Charter was particularly hard hit, losing nearly 59,000 basic cable subscribers and 7,000 digital cable subs. Those losses, coupled with the one-time charge, led the cable operator to lose $416 million, or $1.39 a share, in the second quarter, compared with red ink of $38 million, or 13 cents a share, a year ago. Revenue rose 6 percent to $1.24 billion, driven largely by 58,000 new high-speed data customers added in the period.

“Competition from [direct broadcast satellite], which now is being strengthened by [Regional Bell Operating Co.] distribution, is putting increasing pressure on the basic subscriber line that is likely to continue for the foreseeable future,” said Lara Warner, a cable analyst at Credit Suisse First Boston, commenting on Charter’s results.
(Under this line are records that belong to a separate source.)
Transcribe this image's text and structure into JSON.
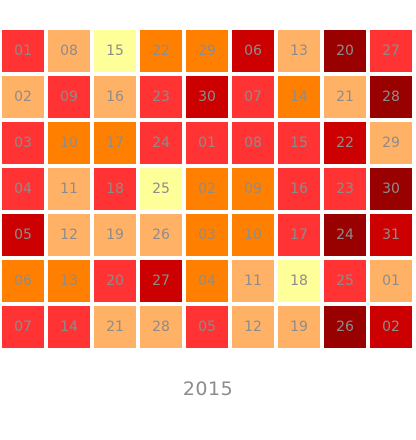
{
  "colors": {
    "L0": "#ffff99",
    "L1": "#ffb266",
    "L2": "#ff8000",
    "L3": "#ff3333",
    "L4": "#cc0000",
    "L5": "#990000",
    "text": "#8c8c8c",
    "background": "#ffffff"
  },
  "chart_data": {
    "type": "heatmap",
    "title": "",
    "year_label": "2015",
    "columns": 9,
    "rows": 7,
    "levels": [
      "L0",
      "L1",
      "L2",
      "L3",
      "L4",
      "L5"
    ],
    "cells": [
      [
        {
          "day": "01",
          "level": "L3"
        },
        {
          "day": "02",
          "level": "L1"
        },
        {
          "day": "03",
          "level": "L3"
        },
        {
          "day": "04",
          "level": "L3"
        },
        {
          "day": "05",
          "level": "L4"
        },
        {
          "day": "06",
          "level": "L2"
        },
        {
          "day": "07",
          "level": "L3"
        }
      ],
      [
        {
          "day": "08",
          "level": "L1"
        },
        {
          "day": "09",
          "level": "L3"
        },
        {
          "day": "10",
          "level": "L2"
        },
        {
          "day": "11",
          "level": "L1"
        },
        {
          "day": "12",
          "level": "L1"
        },
        {
          "day": "13",
          "level": "L2"
        },
        {
          "day": "14",
          "level": "L3"
        }
      ],
      [
        {
          "day": "15",
          "level": "L0"
        },
        {
          "day": "16",
          "level": "L1"
        },
        {
          "day": "17",
          "level": "L2"
        },
        {
          "day": "18",
          "level": "L3"
        },
        {
          "day": "19",
          "level": "L1"
        },
        {
          "day": "20",
          "level": "L3"
        },
        {
          "day": "21",
          "level": "L1"
        }
      ],
      [
        {
          "day": "22",
          "level": "L2"
        },
        {
          "day": "23",
          "level": "L3"
        },
        {
          "day": "24",
          "level": "L3"
        },
        {
          "day": "25",
          "level": "L0"
        },
        {
          "day": "26",
          "level": "L1"
        },
        {
          "day": "27",
          "level": "L4"
        },
        {
          "day": "28",
          "level": "L1"
        }
      ],
      [
        {
          "day": "29",
          "level": "L2"
        },
        {
          "day": "30",
          "level": "L4"
        },
        {
          "day": "01",
          "level": "L3"
        },
        {
          "day": "02",
          "level": "L2"
        },
        {
          "day": "03",
          "level": "L2"
        },
        {
          "day": "04",
          "level": "L2"
        },
        {
          "day": "05",
          "level": "L3"
        }
      ],
      [
        {
          "day": "06",
          "level": "L4"
        },
        {
          "day": "07",
          "level": "L3"
        },
        {
          "day": "08",
          "level": "L3"
        },
        {
          "day": "09",
          "level": "L2"
        },
        {
          "day": "10",
          "level": "L2"
        },
        {
          "day": "11",
          "level": "L1"
        },
        {
          "day": "12",
          "level": "L1"
        }
      ],
      [
        {
          "day": "13",
          "level": "L1"
        },
        {
          "day": "14",
          "level": "L2"
        },
        {
          "day": "15",
          "level": "L3"
        },
        {
          "day": "16",
          "level": "L3"
        },
        {
          "day": "17",
          "level": "L3"
        },
        {
          "day": "18",
          "level": "L0"
        },
        {
          "day": "19",
          "level": "L1"
        }
      ],
      [
        {
          "day": "20",
          "level": "L5"
        },
        {
          "day": "21",
          "level": "L1"
        },
        {
          "day": "22",
          "level": "L4"
        },
        {
          "day": "23",
          "level": "L3"
        },
        {
          "day": "24",
          "level": "L5"
        },
        {
          "day": "25",
          "level": "L3"
        },
        {
          "day": "26",
          "level": "L5"
        }
      ],
      [
        {
          "day": "27",
          "level": "L3"
        },
        {
          "day": "28",
          "level": "L5"
        },
        {
          "day": "29",
          "level": "L1"
        },
        {
          "day": "30",
          "level": "L5"
        },
        {
          "day": "31",
          "level": "L4"
        },
        {
          "day": "01",
          "level": "L1"
        },
        {
          "day": "02",
          "level": "L4"
        }
      ]
    ]
  }
}
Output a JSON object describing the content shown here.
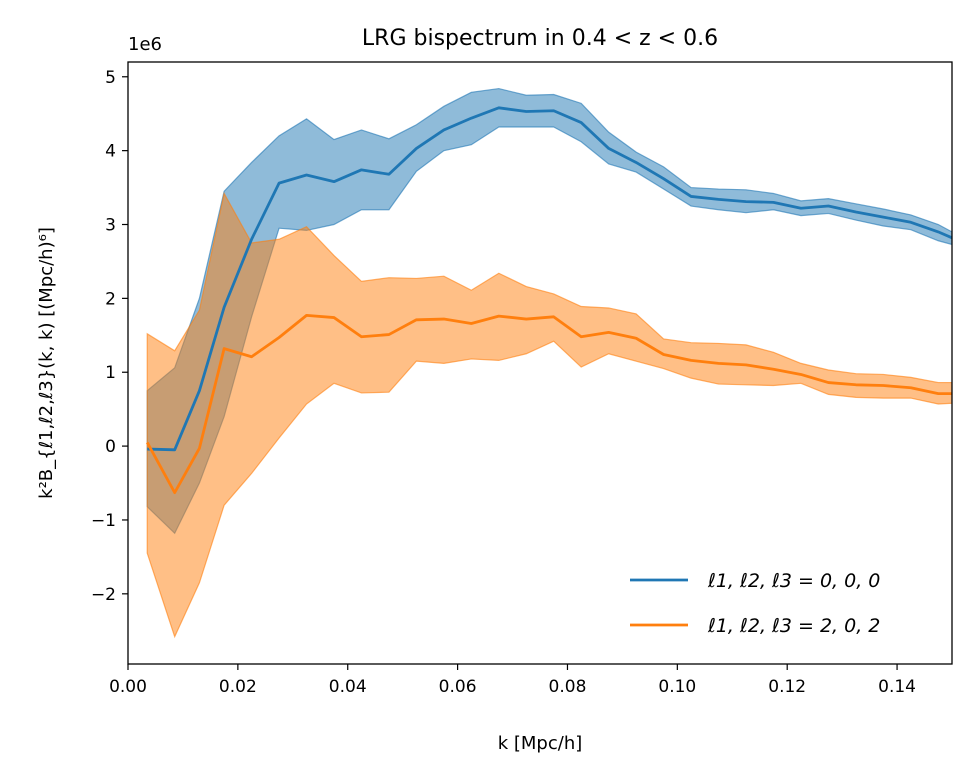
{
  "chart_data": {
    "type": "line",
    "title": "LRG bispectrum in 0.4 < z < 0.6",
    "xlabel": "k [Mpc/h]",
    "ylabel": "k²B_{ℓ1,ℓ2,ℓ3}(k, k) [(Mpc/h)⁶]",
    "y_offset_label": "1e6",
    "xlim": [
      0.0,
      0.15
    ],
    "ylim": [
      -2.95,
      5.2
    ],
    "xticks": [
      0.0,
      0.02,
      0.04,
      0.06,
      0.08,
      0.1,
      0.12,
      0.14
    ],
    "xtick_labels": [
      "0.00",
      "0.02",
      "0.04",
      "0.06",
      "0.08",
      "0.10",
      "0.12",
      "0.14"
    ],
    "yticks": [
      -2,
      -1,
      0,
      1,
      2,
      3,
      4,
      5
    ],
    "ytick_labels": [
      "−2",
      "−1",
      "0",
      "1",
      "2",
      "3",
      "4",
      "5"
    ],
    "legend_position": "lower-right",
    "x": [
      0.0035,
      0.0085,
      0.013,
      0.0175,
      0.0225,
      0.0275,
      0.0325,
      0.0375,
      0.0425,
      0.0475,
      0.0525,
      0.0575,
      0.0625,
      0.0675,
      0.0725,
      0.0775,
      0.0825,
      0.0875,
      0.0925,
      0.0975,
      0.1025,
      0.1075,
      0.1125,
      0.1175,
      0.1225,
      0.1275,
      0.1325,
      0.1375,
      0.1425,
      0.1475,
      0.15
    ],
    "series": [
      {
        "name": "ℓ1, ℓ2, ℓ3 = 0, 0, 0",
        "color": "#1f77b4",
        "values": [
          -0.04,
          -0.05,
          0.75,
          1.88,
          2.8,
          3.56,
          3.67,
          3.58,
          3.74,
          3.68,
          4.03,
          4.28,
          4.44,
          4.58,
          4.53,
          4.54,
          4.38,
          4.03,
          3.84,
          3.62,
          3.38,
          3.34,
          3.31,
          3.3,
          3.22,
          3.25,
          3.17,
          3.1,
          3.03,
          2.9,
          2.82
        ],
        "lower": [
          -0.82,
          -1.18,
          -0.5,
          0.4,
          1.75,
          2.95,
          2.92,
          3.0,
          3.2,
          3.2,
          3.72,
          4.0,
          4.08,
          4.32,
          4.32,
          4.32,
          4.12,
          3.82,
          3.71,
          3.48,
          3.25,
          3.2,
          3.16,
          3.2,
          3.12,
          3.15,
          3.06,
          2.98,
          2.93,
          2.78,
          2.73
        ],
        "upper": [
          0.75,
          1.06,
          2.0,
          3.45,
          3.84,
          4.2,
          4.43,
          4.15,
          4.28,
          4.16,
          4.35,
          4.6,
          4.79,
          4.84,
          4.75,
          4.76,
          4.64,
          4.25,
          3.98,
          3.78,
          3.5,
          3.48,
          3.47,
          3.42,
          3.32,
          3.35,
          3.28,
          3.21,
          3.13,
          3.0,
          2.9
        ]
      },
      {
        "name": "ℓ1, ℓ2, ℓ3 = 2, 0, 2",
        "color": "#ff7f0e",
        "values": [
          0.05,
          -0.63,
          -0.03,
          1.32,
          1.21,
          1.47,
          1.77,
          1.74,
          1.48,
          1.51,
          1.71,
          1.72,
          1.66,
          1.76,
          1.72,
          1.75,
          1.48,
          1.54,
          1.46,
          1.24,
          1.16,
          1.12,
          1.1,
          1.04,
          0.97,
          0.86,
          0.83,
          0.82,
          0.79,
          0.71,
          0.71
        ],
        "lower": [
          -1.45,
          -2.58,
          -1.85,
          -0.8,
          -0.37,
          0.11,
          0.57,
          0.85,
          0.72,
          0.73,
          1.15,
          1.12,
          1.18,
          1.16,
          1.25,
          1.42,
          1.07,
          1.25,
          1.15,
          1.05,
          0.92,
          0.84,
          0.83,
          0.82,
          0.85,
          0.7,
          0.66,
          0.65,
          0.65,
          0.57,
          0.58
        ],
        "upper": [
          1.52,
          1.29,
          1.84,
          3.42,
          2.75,
          2.8,
          2.97,
          2.58,
          2.23,
          2.28,
          2.27,
          2.3,
          2.11,
          2.34,
          2.16,
          2.06,
          1.89,
          1.87,
          1.79,
          1.45,
          1.4,
          1.39,
          1.37,
          1.27,
          1.12,
          1.03,
          0.98,
          0.97,
          0.93,
          0.86,
          0.86
        ]
      }
    ]
  }
}
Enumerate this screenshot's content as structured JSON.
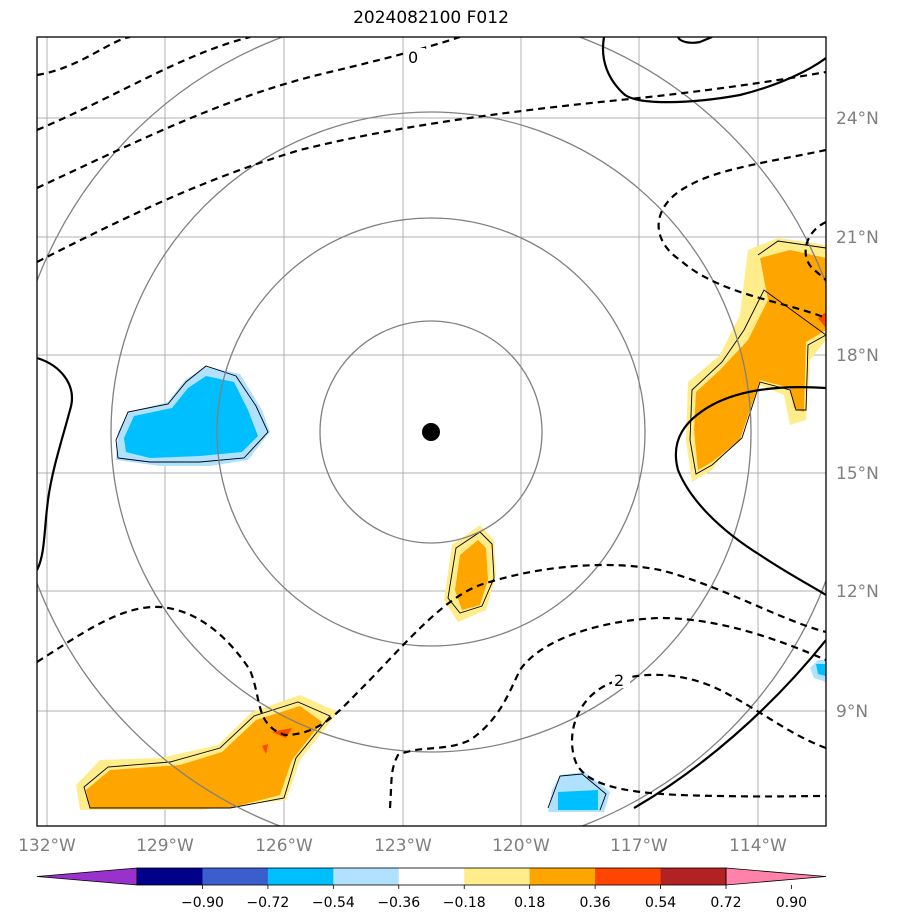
{
  "title": "2024082100 F012",
  "map": {
    "lon_labels": [
      "132°W",
      "129°W",
      "126°W",
      "123°W",
      "120°W",
      "117°W",
      "114°W"
    ],
    "lat_labels": [
      "24°N",
      "21°N",
      "18°N",
      "15°N",
      "12°N",
      "9°N"
    ],
    "contour_labels": [
      "0",
      "2"
    ],
    "center_marker": "storm-center-dot"
  },
  "colorbar": {
    "labels": [
      "−0.90",
      "−0.72",
      "−0.54",
      "−0.36",
      "−0.18",
      "0.18",
      "0.36",
      "0.54",
      "0.72",
      "0.90"
    ],
    "colors": [
      "#9932cc",
      "#00008b",
      "#3a5fcd",
      "#00bfff",
      "#b0e2ff",
      "#ffffff",
      "#ffec8b",
      "#ffa500",
      "#ff4500",
      "#b22222",
      "#ff82ab"
    ]
  },
  "colors": {
    "frame": "#000000",
    "grid": "#b0b0b0",
    "range_rings": "#808080",
    "positive_fill_light": "#ffec8b",
    "positive_fill": "#ffa500",
    "positive_fill_strong": "#ff4500",
    "negative_fill_light": "#b0e2ff",
    "negative_fill": "#00bfff"
  }
}
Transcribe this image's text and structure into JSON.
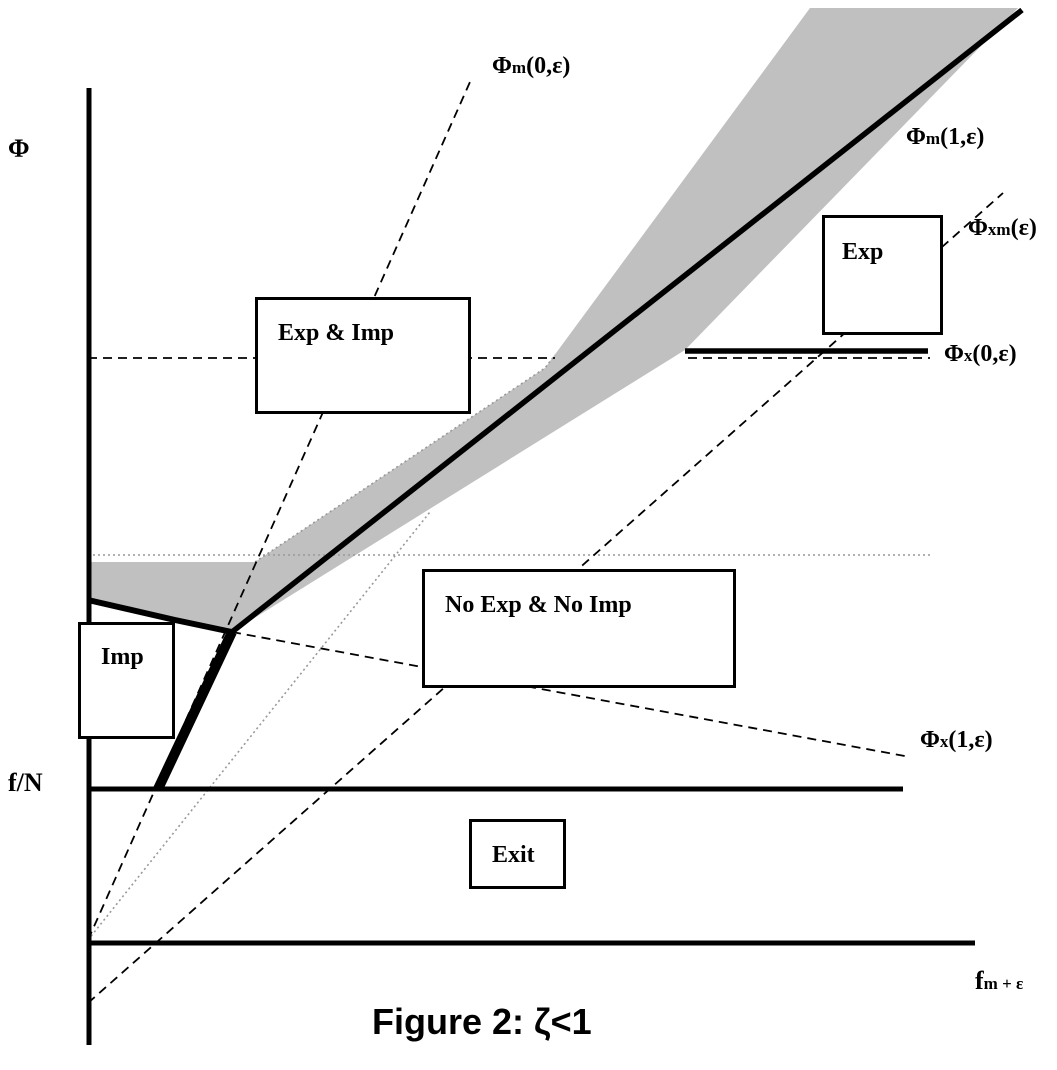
{
  "axes": {
    "y_label": "Φ",
    "fn_label": "f/N",
    "x_label_main": "f",
    "x_label_sub": "m + ε"
  },
  "curves": {
    "phi_m0": {
      "main": "Φ",
      "sub": "m",
      "arg": "(0,ε)"
    },
    "phi_m1": {
      "main": "Φ",
      "sub": "m",
      "arg": "(1,ε)"
    },
    "phi_xm": {
      "main": "Φ",
      "sub": "xm",
      "arg": "(ε)"
    },
    "phi_x0": {
      "main": "Φ",
      "sub": "x",
      "arg": "(0,ε)"
    },
    "phi_x1": {
      "main": "Φ",
      "sub": "x",
      "arg": "(1,ε)"
    }
  },
  "regions": {
    "exp_imp": "Exp & Imp",
    "exp": "Exp",
    "no_exp_no_imp": "No Exp & No Imp",
    "imp": "Imp",
    "exit": "Exit"
  },
  "caption": "Figure 2:  ζ<1",
  "colors": {
    "shaded": "#c0c0c0",
    "line": "#000000",
    "dotted": "#999999"
  }
}
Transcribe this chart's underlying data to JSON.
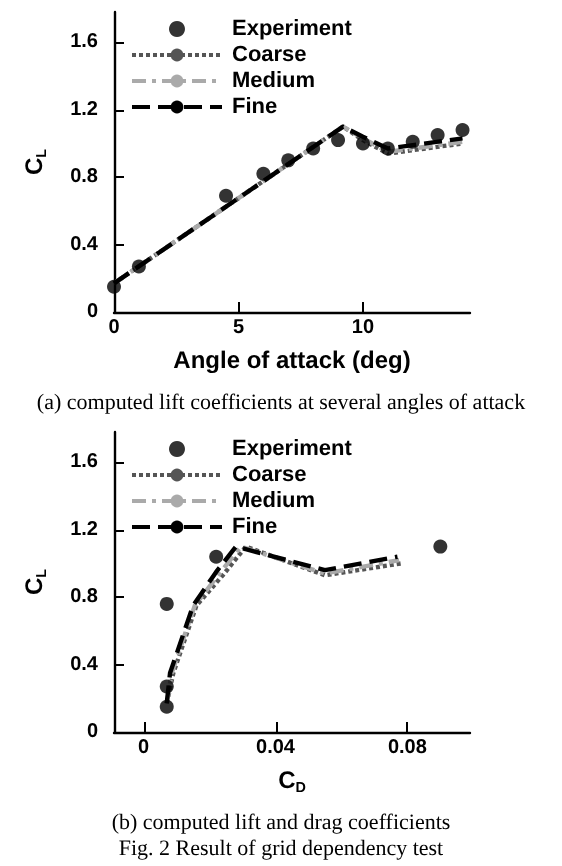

By contrast, Cablevision managed to defy the odds by booking stronger-than-expected subscriber gains in its basic and digital cable services, which led the company to raise its guidance for the full year. In the June quarter, Cablevision added 110,000 digital cable subscribers and 7,500 basic subs, as well as 50,000 high-speed data customers and 45,000 cable-based phone customers.

Because of that one-time charge, Cablevision swung to a second-quarter loss of $187.1 million, or 65 cents a share, compared with a year-earlier profit of $158.3 million, or 54 cents a share.

Revenue soared 25 percent to $1.2 billion, driven by gains at the company’s core cable business and affiliate and advertising revenue increases at the company’s programming unit Rainbow Media.

Alan Bezoza, an analyst at Friedman Billings Ramsey, said the results “reflect solid execution of [Cablevision’s] cable operations’ business plan against a backdrop of growing competition.”